Bild oben: Wanderroute durch ein dezentrales Wohngebiet in der Stadt Zürich

Und was haben die Rucksack-Touristen nach Hause gebracht? Von ihren in den Rucksäcken getragenen Exposimetern, aus ihren ausgedehnten Wanderungen?
Das verwendete Exposimeter kann gleichzeitig verschiedene Frequenzbänder im Intervall von 6 Sekunden aufzeichnen. Das ist ein gewaltiger Vorteil. Nachteilig wirkt sich aus, dass es keine Anzeige (Display) besitzt und die Messresultate nur am PC ausgelesen werden können. Der Benutzer läuft also quasi blindlings in der Gegend herum und ist gar nicht in der Lage, schlimme Plätze zu finden. Abenteuerlich wird es aber dann, wenn das Exposimeter direkt am Körper getragen wird. Befindet sich das Exposimeter von der Sendeantenne aus gesehen hinter oder seitlich vom menschlichen Körper, ergibt dies infolge der Abschattung sofort rund 10mal zu tiefe Werte. Das haben die Wanderleiter zu kompensieren versucht, indem sie die Rucksäcke mit einem Gestell versehen haben, damit das Exposimeter etwa 45cm hinter dem Rücken des Wanderers zu liegen kommt. Was sich allerdings als ungenügend erwies. Vergleichsmessungen mit Mobilfunkfrequenzen, einmal mit und einmal ohne Wandersmann zeigten unseres Erachtens immer noch Differenzen von durchschnittlich 50%.

Verdoppeln wir die 0.3V/m, welchen die Schweizer Bevölkerung gemäss den Rucksack-Messungen durchschnittlich ausgeliefert ist, infolge dieses Messfehlers vorerst einmal auf 0.6Vm. Dann verdoppeln wir diese 0.6V/m mit jedem Stockwerk Höhenzunahme, was jeder erfahrene Messtechniker bestätigen kann, ergibt dies folgende überschlagsmässige Schätzung: Erdgeschoss 0.6V/m, 1. Obergeschoss 1.2v/m, 2. Obergeschoss 2.4V/m, 3. Obergeschoss 4.8V/m. Wer sich höher oben befindet muss mit Grenzwertüberschreitungen rechnen.
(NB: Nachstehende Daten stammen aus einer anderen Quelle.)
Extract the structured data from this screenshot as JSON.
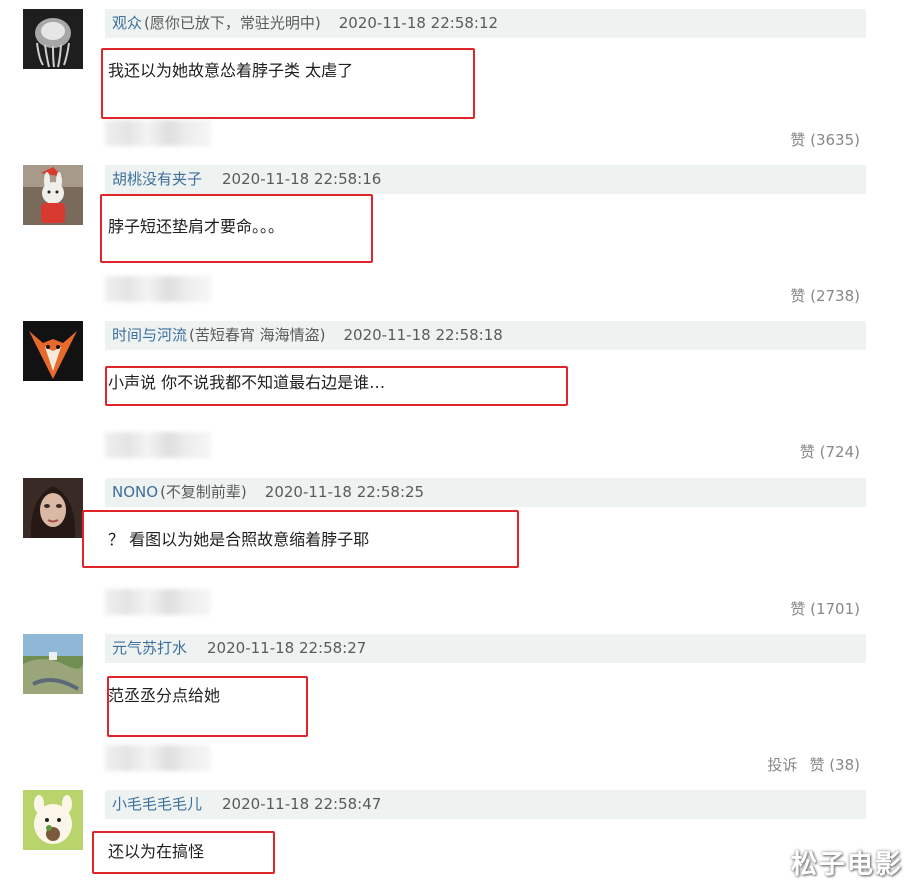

Alles zu Messungen mit dem Exposimeter, auch Dosimeter genannt, finden sie hier und in den dort angegebenen Links. 10 Minuten die sich lohnen. https://www.gigaherz.ch/dosimeter-vom-peut-eterli-zum-ninueterli/

Das scheint auch der Wanderleiter im BAFU zu wissen. Immerhin findet sich in der Pressemitteilung der Nachsatz, Zitat: In Privatwohnungen stehen die Messungen erst am Anfang. Die bisher gemessene Belastung ist durchwegs tief, aber die Anzahl der Messungen ist noch klein. Daher lassen sich noch keine allgemeingültigen Aussagen ableiten. Ende Zitat.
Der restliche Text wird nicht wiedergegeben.